You will still need the .NET runtime to use VCL for .NET, but you can build complete applications using VCL for .NET components that will run on .NET platform.
You can build RAD Studio applications without using VCL for .NET, by creating Web Forms and Console applications using RAD Studio code.
You can use RAD Studio to create powerful .NET applications using .NET components, or VCL for .NET components that have been migrated from the Delphi VCL. If you have existing Delphi VCL applications that you want to run on Windows XP, you can easily port those applications by using RAD Studio.
VCL for .NET consists of a set of visual and non-visual components. VCL for .NET builds on the concept of constructing applications visually, eliminating much manual coding.

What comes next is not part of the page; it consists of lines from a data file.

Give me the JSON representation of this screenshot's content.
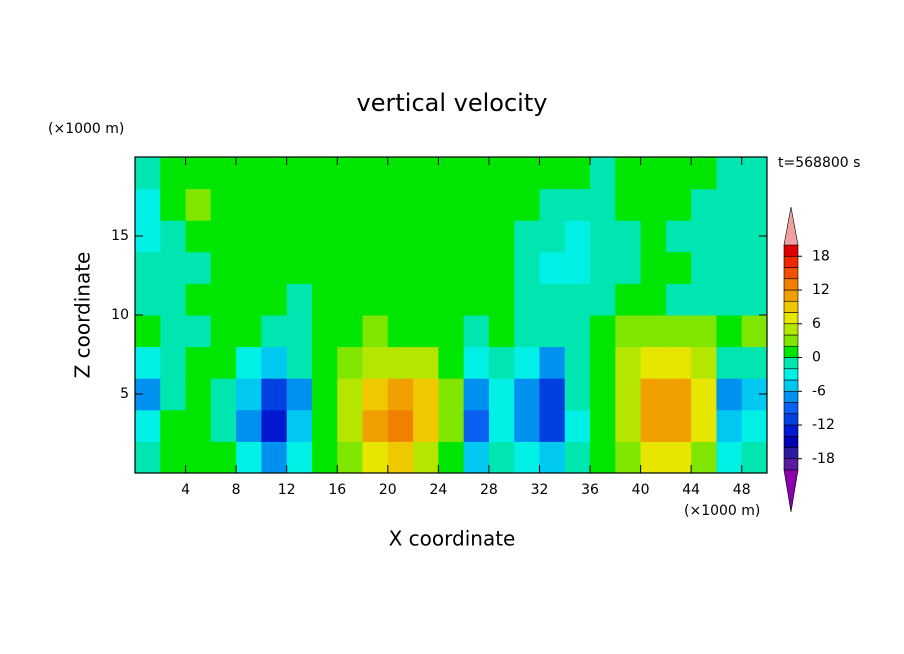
{
  "chart_data": {
    "type": "contour",
    "title": "vertical velocity",
    "x_label": "X coordinate",
    "y_label": "Z coordinate",
    "x_unit": "(×1000 m)",
    "y_unit": "(×1000 m)",
    "time_label": "t=568800 s",
    "xlim": [
      0,
      50
    ],
    "ylim": [
      0,
      20
    ],
    "xticks": [
      4,
      8,
      12,
      16,
      20,
      24,
      28,
      32,
      36,
      40,
      44,
      48
    ],
    "yticks": [
      5,
      10,
      15
    ],
    "x": [
      1,
      3,
      5,
      7,
      9,
      11,
      13,
      15,
      17,
      19,
      21,
      23,
      25,
      27,
      29,
      31,
      33,
      35,
      37,
      39,
      41,
      43,
      45,
      47,
      49
    ],
    "y": [
      1,
      3,
      5,
      7,
      9,
      11,
      13,
      15,
      17,
      19
    ],
    "z": [
      [
        -2,
        1,
        1,
        0,
        -4,
        -8,
        -3,
        1,
        3,
        7,
        8,
        5,
        1,
        -5,
        -2,
        -3,
        -6,
        -1,
        1,
        2,
        6,
        6,
        3,
        -3,
        -2
      ],
      [
        -4,
        1,
        0,
        -1,
        -8,
        -14,
        -6,
        1,
        5,
        11,
        13,
        9,
        2,
        -10,
        -4,
        -8,
        -12,
        -3,
        1,
        4,
        10,
        11,
        6,
        -6,
        -4
      ],
      [
        -8,
        -2,
        1,
        -1,
        -6,
        -12,
        -7,
        1,
        5,
        9,
        10,
        8,
        2,
        -8,
        -3,
        -8,
        -12,
        -2,
        1,
        5,
        11,
        11,
        7,
        -8,
        -5
      ],
      [
        -4,
        -1,
        1,
        0,
        -3,
        -5,
        -2,
        1,
        3,
        5,
        5,
        4,
        1,
        -3,
        -2,
        -4,
        -7,
        -1,
        1,
        4,
        7,
        7,
        4,
        -2,
        -1
      ],
      [
        0,
        -2,
        -1,
        1,
        0,
        -1,
        -2,
        0,
        1,
        2,
        1,
        1,
        0,
        -1,
        1,
        -1,
        -2,
        -1,
        1,
        2,
        3,
        3,
        2,
        0,
        2
      ],
      [
        -2,
        -1,
        0,
        1,
        1,
        0,
        -1,
        0,
        1,
        1,
        0,
        1,
        1,
        0,
        1,
        -1,
        -1,
        -2,
        -1,
        0,
        1,
        -1,
        -2,
        -1,
        -1
      ],
      [
        -2,
        -1,
        -1,
        0,
        1,
        1,
        0,
        1,
        0,
        1,
        1,
        0,
        1,
        1,
        0,
        -2,
        -3,
        -3,
        -2,
        -1,
        1,
        0,
        -2,
        -2,
        -1
      ],
      [
        -3,
        -1,
        0,
        1,
        0,
        1,
        1,
        0,
        1,
        1,
        1,
        1,
        0,
        1,
        1,
        -1,
        -2,
        -3,
        -2,
        -1,
        1,
        -1,
        -2,
        -2,
        -1
      ],
      [
        -3,
        0,
        2,
        1,
        0,
        1,
        1,
        1,
        0,
        1,
        1,
        1,
        1,
        0,
        1,
        0,
        -1,
        -1,
        -2,
        0,
        1,
        0,
        -1,
        -2,
        -2
      ],
      [
        -2,
        0,
        1,
        1,
        0,
        1,
        1,
        1,
        1,
        1,
        1,
        1,
        1,
        1,
        1,
        0,
        1,
        0,
        -1,
        0,
        1,
        1,
        0,
        -1,
        -1
      ]
    ],
    "levels": [
      -20,
      -18,
      -16,
      -14,
      -12,
      -10,
      -8,
      -6,
      -4,
      -2,
      0,
      2,
      4,
      6,
      8,
      10,
      12,
      14,
      16,
      18,
      20
    ],
    "colors": [
      "#8a00aa",
      "#5a1aa0",
      "#2c1aa0",
      "#0000b4",
      "#0018d0",
      "#0040e0",
      "#0a60f0",
      "#0090f0",
      "#00c8f0",
      "#00f0e6",
      "#00e6b0",
      "#00e600",
      "#80e600",
      "#b4e600",
      "#e6e600",
      "#f0c800",
      "#f0a000",
      "#f08000",
      "#f05000",
      "#f02800",
      "#e00000",
      "#f0a0a0"
    ],
    "colorbar_ticks": [
      -18,
      -12,
      -6,
      0,
      6,
      12,
      18
    ]
  }
}
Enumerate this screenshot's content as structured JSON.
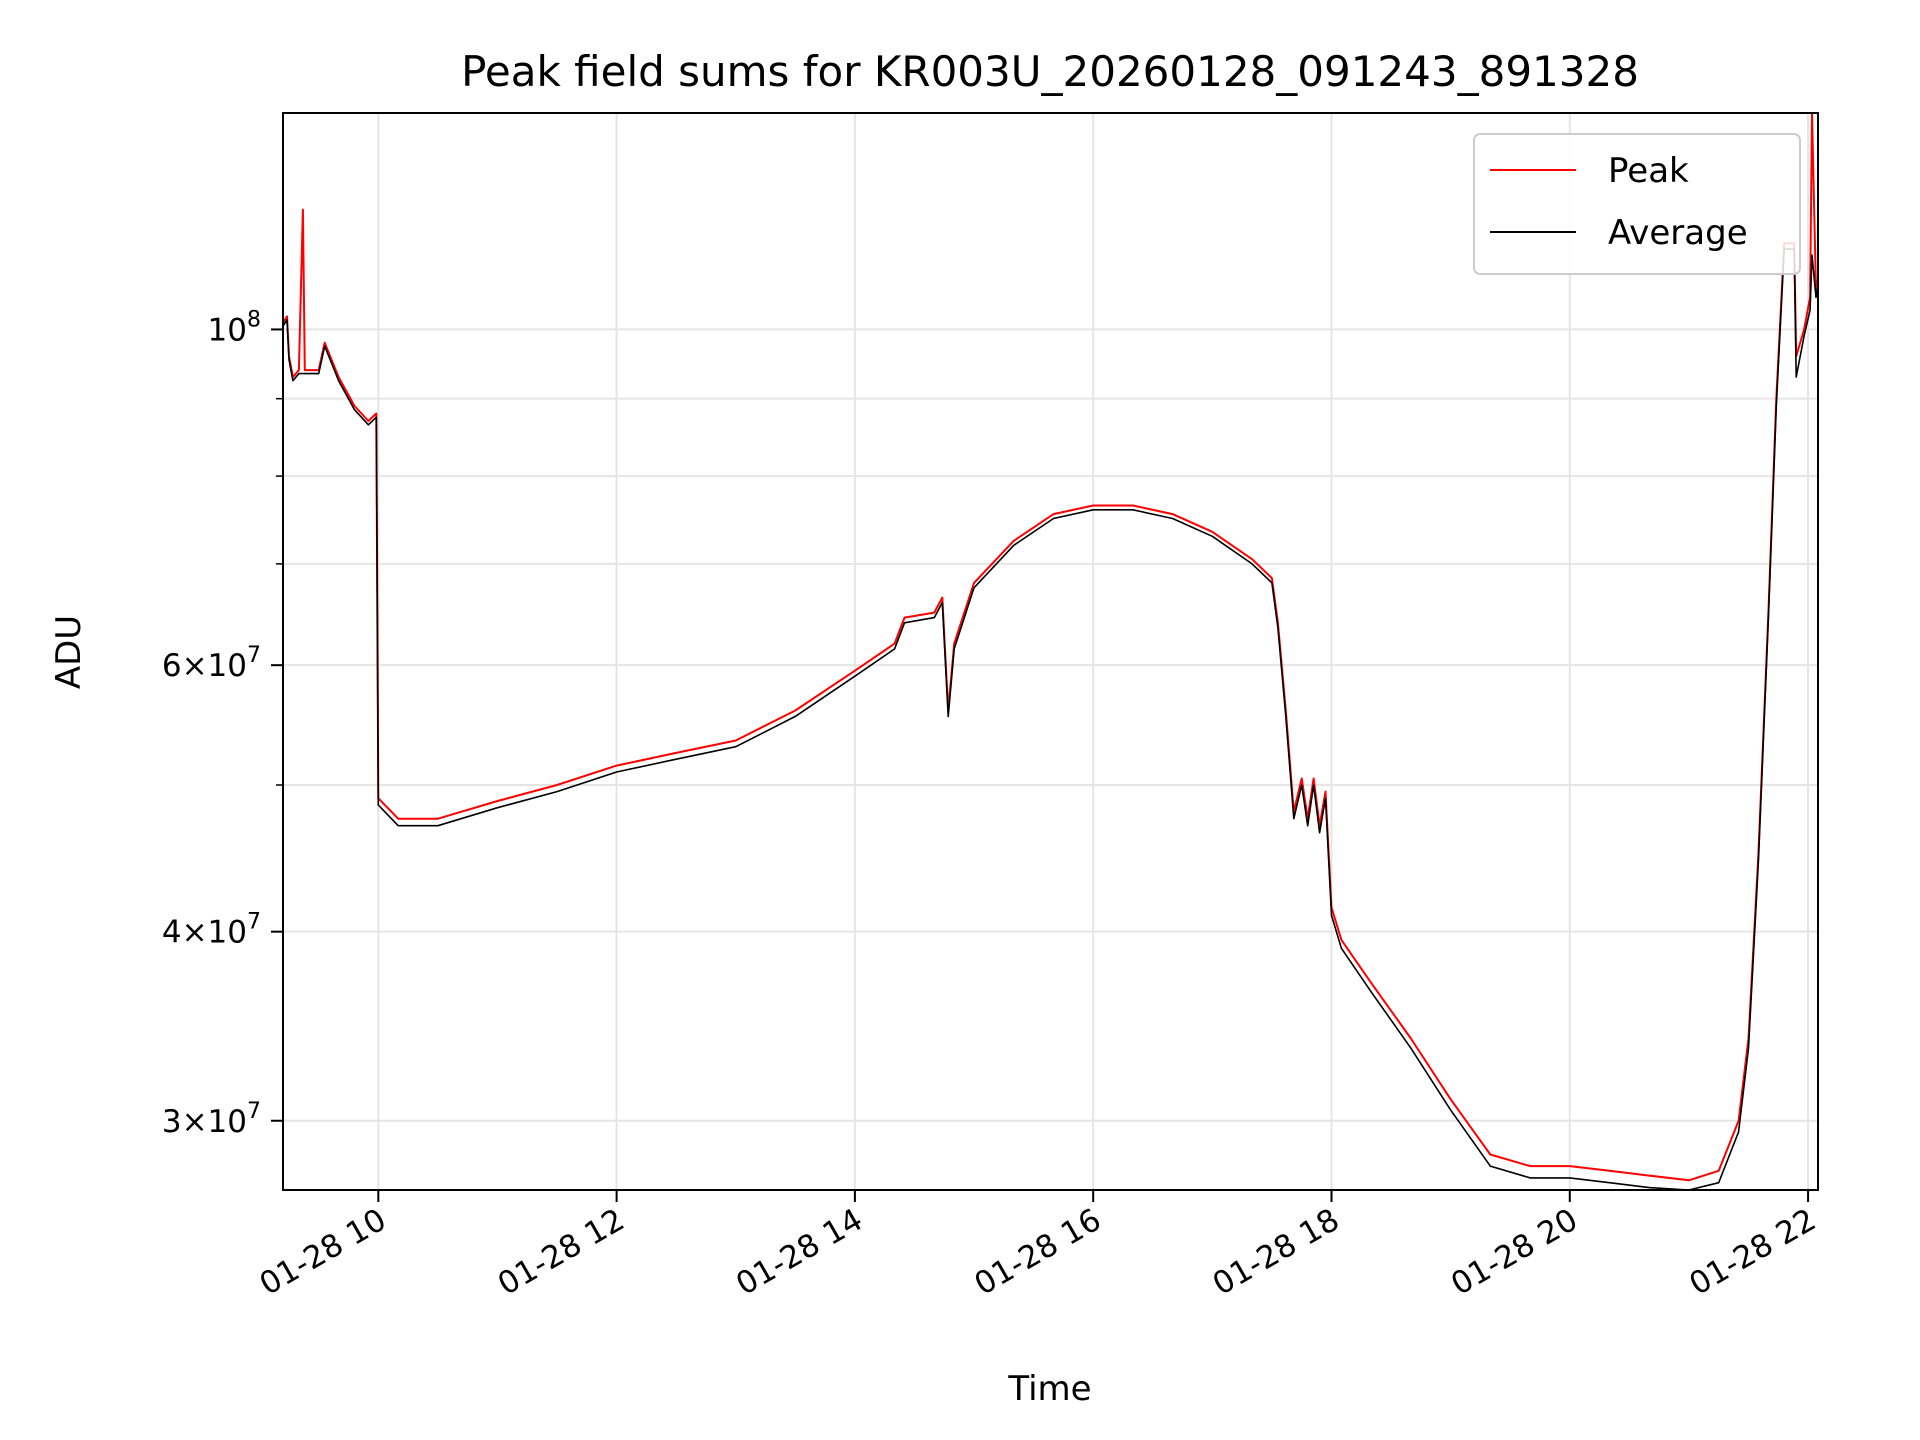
{
  "chart_data": {
    "type": "line",
    "title": "Peak field sums for KR003U_20260128_091243_891328",
    "xlabel": "Time",
    "ylabel": "ADU",
    "y_scale": "log",
    "xlim": [
      "2026-01-28 09:12",
      "2026-01-28 22:05"
    ],
    "ylim": [
      27000000,
      139000000
    ],
    "grid": true,
    "legend_position": "top-right",
    "x_ticks": [
      {
        "value": "2026-01-28 10:00",
        "label": "01-28 10"
      },
      {
        "value": "2026-01-28 12:00",
        "label": "01-28 12"
      },
      {
        "value": "2026-01-28 14:00",
        "label": "01-28 14"
      },
      {
        "value": "2026-01-28 16:00",
        "label": "01-28 16"
      },
      {
        "value": "2026-01-28 18:00",
        "label": "01-28 18"
      },
      {
        "value": "2026-01-28 20:00",
        "label": "01-28 20"
      },
      {
        "value": "2026-01-28 22:00",
        "label": "01-28 22"
      }
    ],
    "y_ticks": [
      {
        "value": 30000000,
        "mantissa": "3",
        "times": "×",
        "base": "10",
        "exp": "7"
      },
      {
        "value": 40000000,
        "mantissa": "4",
        "times": "×",
        "base": "10",
        "exp": "7"
      },
      {
        "value": 60000000,
        "mantissa": "6",
        "times": "×",
        "base": "10",
        "exp": "7"
      },
      {
        "value": 100000000,
        "mantissa": "",
        "times": "",
        "base": "10",
        "exp": "8"
      }
    ],
    "y_minor_ticks": [
      50000000,
      70000000,
      80000000,
      90000000
    ],
    "series": [
      {
        "name": "Peak",
        "color": "#ff0000",
        "points": [
          [
            "2026-01-28 09:12",
            101000000
          ],
          [
            "2026-01-28 09:14",
            102000000
          ],
          [
            "2026-01-28 09:15",
            96000000
          ],
          [
            "2026-01-28 09:17",
            93000000
          ],
          [
            "2026-01-28 09:20",
            94000000
          ],
          [
            "2026-01-28 09:22",
            120000000
          ],
          [
            "2026-01-28 09:23",
            94000000
          ],
          [
            "2026-01-28 09:30",
            94000000
          ],
          [
            "2026-01-28 09:33",
            98000000
          ],
          [
            "2026-01-28 09:40",
            93000000
          ],
          [
            "2026-01-28 09:48",
            89000000
          ],
          [
            "2026-01-28 09:55",
            87000000
          ],
          [
            "2026-01-28 09:59",
            88000000
          ],
          [
            "2026-01-28 10:00",
            49000000
          ],
          [
            "2026-01-28 10:10",
            47500000
          ],
          [
            "2026-01-28 10:30",
            47500000
          ],
          [
            "2026-01-28 11:00",
            48800000
          ],
          [
            "2026-01-28 11:30",
            50000000
          ],
          [
            "2026-01-28 12:00",
            51500000
          ],
          [
            "2026-01-28 12:30",
            52500000
          ],
          [
            "2026-01-28 13:00",
            53500000
          ],
          [
            "2026-01-28 13:30",
            56000000
          ],
          [
            "2026-01-28 14:00",
            59500000
          ],
          [
            "2026-01-28 14:20",
            62000000
          ],
          [
            "2026-01-28 14:25",
            64500000
          ],
          [
            "2026-01-28 14:40",
            65000000
          ],
          [
            "2026-01-28 14:44",
            66500000
          ],
          [
            "2026-01-28 14:47",
            56000000
          ],
          [
            "2026-01-28 14:50",
            62000000
          ],
          [
            "2026-01-28 15:00",
            68000000
          ],
          [
            "2026-01-28 15:20",
            72500000
          ],
          [
            "2026-01-28 15:40",
            75500000
          ],
          [
            "2026-01-28 16:00",
            76500000
          ],
          [
            "2026-01-28 16:20",
            76500000
          ],
          [
            "2026-01-28 16:40",
            75500000
          ],
          [
            "2026-01-28 17:00",
            73500000
          ],
          [
            "2026-01-28 17:20",
            70500000
          ],
          [
            "2026-01-28 17:30",
            68500000
          ],
          [
            "2026-01-28 17:33",
            64000000
          ],
          [
            "2026-01-28 17:37",
            56000000
          ],
          [
            "2026-01-28 17:41",
            48000000
          ],
          [
            "2026-01-28 17:45",
            50500000
          ],
          [
            "2026-01-28 17:48",
            47500000
          ],
          [
            "2026-01-28 17:51",
            50500000
          ],
          [
            "2026-01-28 17:54",
            47000000
          ],
          [
            "2026-01-28 17:57",
            49500000
          ],
          [
            "2026-01-28 18:00",
            41500000
          ],
          [
            "2026-01-28 18:05",
            39500000
          ],
          [
            "2026-01-28 18:20",
            37000000
          ],
          [
            "2026-01-28 18:40",
            34000000
          ],
          [
            "2026-01-28 19:00",
            31000000
          ],
          [
            "2026-01-28 19:20",
            28500000
          ],
          [
            "2026-01-28 19:40",
            28000000
          ],
          [
            "2026-01-28 20:00",
            28000000
          ],
          [
            "2026-01-28 20:20",
            27800000
          ],
          [
            "2026-01-28 20:40",
            27600000
          ],
          [
            "2026-01-28 21:00",
            27400000
          ],
          [
            "2026-01-28 21:15",
            27800000
          ],
          [
            "2026-01-28 21:25",
            30000000
          ],
          [
            "2026-01-28 21:30",
            34000000
          ],
          [
            "2026-01-28 21:35",
            45000000
          ],
          [
            "2026-01-28 21:40",
            65000000
          ],
          [
            "2026-01-28 21:44",
            90000000
          ],
          [
            "2026-01-28 21:48",
            114000000
          ],
          [
            "2026-01-28 21:53",
            114000000
          ],
          [
            "2026-01-28 21:54",
            96000000
          ],
          [
            "2026-01-28 21:58",
            100000000
          ],
          [
            "2026-01-28 22:01",
            105000000
          ],
          [
            "2026-01-28 22:02",
            139000000
          ],
          [
            "2026-01-28 22:04",
            106000000
          ],
          [
            "2026-01-28 22:05",
            108000000
          ]
        ]
      },
      {
        "name": "Average",
        "color": "#000000",
        "points": [
          [
            "2026-01-28 09:12",
            100500000
          ],
          [
            "2026-01-28 09:14",
            101500000
          ],
          [
            "2026-01-28 09:15",
            95500000
          ],
          [
            "2026-01-28 09:17",
            92500000
          ],
          [
            "2026-01-28 09:20",
            93500000
          ],
          [
            "2026-01-28 09:22",
            93500000
          ],
          [
            "2026-01-28 09:30",
            93500000
          ],
          [
            "2026-01-28 09:33",
            97500000
          ],
          [
            "2026-01-28 09:40",
            92500000
          ],
          [
            "2026-01-28 09:48",
            88500000
          ],
          [
            "2026-01-28 09:55",
            86500000
          ],
          [
            "2026-01-28 09:59",
            87500000
          ],
          [
            "2026-01-28 10:00",
            48500000
          ],
          [
            "2026-01-28 10:10",
            47000000
          ],
          [
            "2026-01-28 10:30",
            47000000
          ],
          [
            "2026-01-28 11:00",
            48300000
          ],
          [
            "2026-01-28 11:30",
            49500000
          ],
          [
            "2026-01-28 12:00",
            51000000
          ],
          [
            "2026-01-28 12:30",
            52000000
          ],
          [
            "2026-01-28 13:00",
            53000000
          ],
          [
            "2026-01-28 13:30",
            55500000
          ],
          [
            "2026-01-28 14:00",
            59000000
          ],
          [
            "2026-01-28 14:20",
            61500000
          ],
          [
            "2026-01-28 14:25",
            64000000
          ],
          [
            "2026-01-28 14:40",
            64500000
          ],
          [
            "2026-01-28 14:44",
            66000000
          ],
          [
            "2026-01-28 14:47",
            55500000
          ],
          [
            "2026-01-28 14:50",
            61500000
          ],
          [
            "2026-01-28 15:00",
            67500000
          ],
          [
            "2026-01-28 15:20",
            72000000
          ],
          [
            "2026-01-28 15:40",
            75000000
          ],
          [
            "2026-01-28 16:00",
            76000000
          ],
          [
            "2026-01-28 16:20",
            76000000
          ],
          [
            "2026-01-28 16:40",
            75000000
          ],
          [
            "2026-01-28 17:00",
            73000000
          ],
          [
            "2026-01-28 17:20",
            70000000
          ],
          [
            "2026-01-28 17:30",
            68000000
          ],
          [
            "2026-01-28 17:33",
            63500000
          ],
          [
            "2026-01-28 17:37",
            55500000
          ],
          [
            "2026-01-28 17:41",
            47500000
          ],
          [
            "2026-01-28 17:45",
            50000000
          ],
          [
            "2026-01-28 17:48",
            47000000
          ],
          [
            "2026-01-28 17:51",
            50000000
          ],
          [
            "2026-01-28 17:54",
            46500000
          ],
          [
            "2026-01-28 17:57",
            49000000
          ],
          [
            "2026-01-28 18:00",
            41000000
          ],
          [
            "2026-01-28 18:05",
            39000000
          ],
          [
            "2026-01-28 18:20",
            36500000
          ],
          [
            "2026-01-28 18:40",
            33500000
          ],
          [
            "2026-01-28 19:00",
            30500000
          ],
          [
            "2026-01-28 19:20",
            28000000
          ],
          [
            "2026-01-28 19:40",
            27500000
          ],
          [
            "2026-01-28 20:00",
            27500000
          ],
          [
            "2026-01-28 20:20",
            27300000
          ],
          [
            "2026-01-28 20:40",
            27100000
          ],
          [
            "2026-01-28 21:00",
            27000000
          ],
          [
            "2026-01-28 21:15",
            27300000
          ],
          [
            "2026-01-28 21:25",
            29500000
          ],
          [
            "2026-01-28 21:30",
            33500000
          ],
          [
            "2026-01-28 21:35",
            44500000
          ],
          [
            "2026-01-28 21:40",
            64500000
          ],
          [
            "2026-01-28 21:44",
            89000000
          ],
          [
            "2026-01-28 21:48",
            113000000
          ],
          [
            "2026-01-28 21:53",
            113000000
          ],
          [
            "2026-01-28 21:54",
            93000000
          ],
          [
            "2026-01-28 21:58",
            99000000
          ],
          [
            "2026-01-28 22:01",
            103000000
          ],
          [
            "2026-01-28 22:02",
            112000000
          ],
          [
            "2026-01-28 22:04",
            105000000
          ],
          [
            "2026-01-28 22:05",
            107000000
          ]
        ]
      }
    ]
  }
}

RAD Studio provides a set of visual components, or controls, that you can use to build your applications. In addition to the common controls, such as buttons, text boxes, radio buttons, and check boxes, you can also find grid controls, scroll bars, spinners, calendar objects, a full-featured menu designer, and more. These controls are represented differently in RAD Studio than they are in frameworks, such as the .NET Framework.
In an IDE for other languages, such as C# or Java, you will see code-centric representations of forms and other visual components. These representations include physical definitions, such as size, height, and other properties, as well as constructors and destructors for the components. In the Code Editor of RAD Studio you will not see a code representation of your VCL for .NET components.
RAD Studio is a resource-centric system, which means that the primary code-behind representations are of event handlers that you fill in with your program logic. Visual components are declared and defined in text files with the extensions .dfm (Delphi Forms) or .nfm (RAD Studio forms). The nfm files are created by RAD Studio as you design your VCL Forms on the Forms Designer, and are listed in the resource list in the Project Manager for the given project.
You can use non-visual components to implement functionality that is not necessarily exposed visually. For example, you can access data by using non-visual components like the BDP.NET components, which provide database connectivity and DataSet access. Even though these components do not have visual runtime behavior, they are represented by components in the Tool Palette at designtime. VCL for .NET provides a variety of non-visual components for data access, server functions, and more.
VCL for .NET classes are found under the Borland.Vcl namespace. Database-related classes are in the Borland.Vcl.DB namespace. Runtime library classes are in the Borland.Vcl.Rtl namespace.
Unit files have been bundled in corresponding Borland.Vcl namespaces. In some cases, units have been moved. However, namespaces are identified in a way that will assist you in finding the functionality you want.
Source files for all of the RAD Studio objects are available in the c:\Program Files\CodeGear\RAD Studio\5.0\Source subdirectory.
If you have existing applications written with an earlier version of Delphi, you might want to port them to .NET. In most cases, this will be easier than rewriting the applications. Because RAD Studio takes advantage of significant structural elements in the .NET Framework, you will need to perform some manual porting tasks to make your applications run. For example, the .NET Framework does not support pointers in safe code. So, any instance of a pChar or pointer variable will need to be changed to a .NET type. Many Delphi objects have been updated to accommodate these type restrictions, but your code may include references to pointers or unsupported types. For more information, refer to the Language Guide in this Help system.
RAD Studio provides the .NET Import Wizard to help you import .NET controls into VCL for .NET units and packages. For example, you can wrap all .NET components, like those from the System.Windows.Forms assembly, in ActiveX wrappers that can be deployed on VCL for .NET applications. Once you have imported the .NET components of your choice, you can add a completed package file containing the units for each component to the Tool Palette. You can also view and modify the individual unit files, which can be useful reference material when you are writing your own custom components.